Our Lives: Blueberries define our season
08/30/2014 8:00 PM
08/29/2014 2:01 PM
“Here, try this. Let me know what you think,” offers my wife, extending a cold, frothy, dark blue concoction in my direction. I was coming in the back door from the humid outdoors, desperate for some cool relief. She had me at “try this.”
You see, her thing this month is new recipes for our blueberry bounty, and I’m her primary test subject. Blueberry soda? Sure!
A family’s year is defined by many seasons. From the Festival for the Eno, around the Fourth of July, to the current back-to-school tsunami, it’s blueberry season at our house.
Lasting a delicious six weeks, sometimes more, too often less, the ripe berries are begging for buckets. Ker-plink, ker-plunk, that’s our mid-summer soundtrack. I planted half a dozen rabbit eye bushes 30 ago in a woodsy clearing and they took off.
My efforts to grow apple, cherry and peach trees were less successful but the blueberries loved their new home from that first spring. Over the years, they expanded in every direction, becoming a popular year-round destination thicket for wildlife. Deer, wild turkeys and rabbits prune the lower branches, while birds nest 10 feet up, beyond our ladders’ reach.
We’re gleaning every day when the berries are ripe, usually early in the morning before it gets too hot and buggy and after dinner before sunset when the dogs are eager for an evening adventure. They are always up for a turkey run, always coming in second.
What to do with the harvest is never a challenge; our freezer is full of plastic containers.
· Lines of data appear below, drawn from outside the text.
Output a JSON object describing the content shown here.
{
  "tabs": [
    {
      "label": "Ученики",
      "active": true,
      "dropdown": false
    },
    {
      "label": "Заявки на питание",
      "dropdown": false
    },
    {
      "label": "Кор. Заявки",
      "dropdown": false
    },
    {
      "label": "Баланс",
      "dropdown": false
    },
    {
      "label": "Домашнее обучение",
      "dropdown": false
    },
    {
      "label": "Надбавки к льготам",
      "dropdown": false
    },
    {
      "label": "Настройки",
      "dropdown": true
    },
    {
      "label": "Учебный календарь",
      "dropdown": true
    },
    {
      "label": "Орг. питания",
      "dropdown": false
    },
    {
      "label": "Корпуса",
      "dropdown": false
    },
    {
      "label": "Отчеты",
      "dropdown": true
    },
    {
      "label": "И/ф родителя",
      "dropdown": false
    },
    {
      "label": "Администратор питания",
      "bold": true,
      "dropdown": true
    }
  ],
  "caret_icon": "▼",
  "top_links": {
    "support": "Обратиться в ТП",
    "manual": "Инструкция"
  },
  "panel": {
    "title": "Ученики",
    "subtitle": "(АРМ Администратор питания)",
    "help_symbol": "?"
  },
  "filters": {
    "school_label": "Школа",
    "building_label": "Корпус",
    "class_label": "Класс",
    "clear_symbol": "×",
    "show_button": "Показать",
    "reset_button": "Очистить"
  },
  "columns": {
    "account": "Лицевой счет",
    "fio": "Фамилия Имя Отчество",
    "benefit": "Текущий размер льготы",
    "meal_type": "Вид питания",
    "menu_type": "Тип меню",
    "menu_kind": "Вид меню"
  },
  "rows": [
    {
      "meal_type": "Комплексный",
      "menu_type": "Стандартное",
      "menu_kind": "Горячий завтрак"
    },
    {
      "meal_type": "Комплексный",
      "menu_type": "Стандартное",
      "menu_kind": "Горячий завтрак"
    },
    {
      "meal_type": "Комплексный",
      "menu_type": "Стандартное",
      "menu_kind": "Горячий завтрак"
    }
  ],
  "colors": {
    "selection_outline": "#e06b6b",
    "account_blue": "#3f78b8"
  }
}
But what comes next after smoothies, muffins and toppings for waffles and granola?
This year, before the rain caused the ballooning berries to pop off the branches, my wife was especially industrious and experimental. The rolling berry harvest became her culinary mission, and I never tired of her efforts. Four varieties, with staggered ripeness dates, size and taste insured ample ingredients for her food experiments.
The blueberry soda was the product of boiling and simmering, mashing and straining. The dark blue liquid was combined with sugar and later club soda. The leftover mush became a colorful spread with either goat cheese or brie, served on crackers at a family birthday party. And then back we went to the orchard to pick some more.
Our styles of picking couldn’t be more different. I’m going for quantity, all sizes, just so they’re some shade of blue. My wife takes her time; the berries must be perfect. Then in the kitchen, she towels them off and sorts them again! By that time, my bucket’s in a freezer bag, already chilling for a winter’s delight.
To be honest, each blueberry season I start out wondering when I’ll ever manage to find the time to pick the darn berries. There are already so many chores and projects to fill the daylight hours. After a summer rain, I can stand on the front porch and watch the grass grow.
But after one of those surprise showers, as the air cools down to a bearable cloud, I’ll walk down one of the winding paths to the orchard, find my favorite bush and the rhythmic, soothing, meditative ker-plunk takes over.
After a soft rain, or at dawn, covered in morning dew, the bushes extend their highest branches like arms, sideways, bending with ample blue clusters. It’s a natural, cascading, perfectly curved display of color, light, shape and life itself, as water droplets reflect and magnify the faint and dark greens, the pinks and cherished blues.
I know I’m just lucky to be there to notice the wonder of the harvest. I pull around my favorite stubby, wide-legged ladder, reach up and start picking again.
Blueberry season changes the routine. Like strawberry season just before it, the opportunity to be part of it is fleeting. You could just let it pass. But in our house it’s a marker of previous and future harvests together.
This year, the traditional family favorite pies got bumped by more speculative fare. We had a blueberry sangria weekend, several breakfasts of blueberry scones, salads with blueberry vinaigrette and laboratory trials of tangy compotes and cordials.
It’s over now, even the wildlife have moved on to terrorize the ripe tomatoes. I’ll mow around the blueberry bushes one more time and clear out the fallen branches around the perimeter and the exits to the paths home. Making it ready for next year.